The newly discovered fossils might contain hints to an answer, since they date to this period. “There’s no comparable site of the same age. It’s a completely unique site,” paleontologist and study co-author Lucy Muir tells CNN’s Katie Hunt.

Muir and Botting, who are married, first found fossils at the site in 2013, but they didn’t conduct an in-depth investigation of the area until the pandemic lockdowns in 2020, per CNN. Since then, they’ve uncovered around 170 tiny marine organisms, most of which are between one and five millimeters long. The animals have preserved soft tissues, including digestive systems, eyes and brains—a relative rarity in the fossil record, because hard body parts fossilize more easily.

Their findings include some animals that exist today, like worms, sponges, barnacles and starfish, per CNN. But they also found fossils that resemble some Cambrian creatures, like the five-eyed Opabinia that had a segmented proboscis, or the spiny, slug-like Wiwaxia.

The site “coincides with the Great Odovician Biodiversificaiton event, when animals with hard skeletons were evolving rapidly. I like to refer to it as ‘when life got interesting,’” Muir tells the Guardian. “It is when ecology diversified, as well as animals themselves.”
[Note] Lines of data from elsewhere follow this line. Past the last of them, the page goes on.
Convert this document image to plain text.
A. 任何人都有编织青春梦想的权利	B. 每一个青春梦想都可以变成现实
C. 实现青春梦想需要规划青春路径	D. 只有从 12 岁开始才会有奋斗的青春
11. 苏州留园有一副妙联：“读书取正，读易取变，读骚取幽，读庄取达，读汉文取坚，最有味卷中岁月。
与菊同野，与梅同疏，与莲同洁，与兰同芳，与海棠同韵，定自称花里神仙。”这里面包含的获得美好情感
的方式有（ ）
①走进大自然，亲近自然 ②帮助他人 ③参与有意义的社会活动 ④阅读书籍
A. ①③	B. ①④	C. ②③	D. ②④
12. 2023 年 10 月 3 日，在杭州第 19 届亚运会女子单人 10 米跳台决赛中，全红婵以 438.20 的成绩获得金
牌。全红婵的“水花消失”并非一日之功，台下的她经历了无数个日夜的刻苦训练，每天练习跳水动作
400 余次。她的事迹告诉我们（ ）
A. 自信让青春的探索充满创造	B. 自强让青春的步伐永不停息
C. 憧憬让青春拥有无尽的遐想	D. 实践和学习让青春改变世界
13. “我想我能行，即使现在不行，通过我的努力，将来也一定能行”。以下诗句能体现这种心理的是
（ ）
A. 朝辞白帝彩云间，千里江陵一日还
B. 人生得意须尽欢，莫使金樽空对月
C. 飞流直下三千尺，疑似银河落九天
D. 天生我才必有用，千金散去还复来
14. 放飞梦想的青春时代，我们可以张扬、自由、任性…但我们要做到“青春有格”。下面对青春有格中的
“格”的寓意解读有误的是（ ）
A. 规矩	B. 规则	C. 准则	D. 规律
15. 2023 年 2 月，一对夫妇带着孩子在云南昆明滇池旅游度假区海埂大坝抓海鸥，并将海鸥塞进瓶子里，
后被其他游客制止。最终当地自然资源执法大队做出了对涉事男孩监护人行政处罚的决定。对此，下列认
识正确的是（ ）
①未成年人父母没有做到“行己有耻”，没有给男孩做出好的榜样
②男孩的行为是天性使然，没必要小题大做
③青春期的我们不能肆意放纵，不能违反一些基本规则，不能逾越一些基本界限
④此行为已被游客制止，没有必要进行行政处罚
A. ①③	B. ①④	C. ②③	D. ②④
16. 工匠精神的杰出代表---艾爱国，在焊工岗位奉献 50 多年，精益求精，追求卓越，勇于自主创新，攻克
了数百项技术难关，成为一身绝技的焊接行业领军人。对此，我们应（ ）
The study shows that during the biodiversification event, ancestors of modern animals and Cambrian animals overlapped. From the fossils, paleontologists are discovering that certain modern creatures likely arose earlier than expected, and various Cambrian species may have evaded extinction for much longer than thought.

“This is muddying the water,” Joanna Wolfe, a biologist at Harvard University who has previously studied the site but was not an author of the new study, tells Science. “A lot of the groups that are modern are surviving alongside those [early] things.”

Muir and Botting conducted their analysis using equipment they acquired thanks to a crowdsourcing effort that raised $20,000, per the Guardian.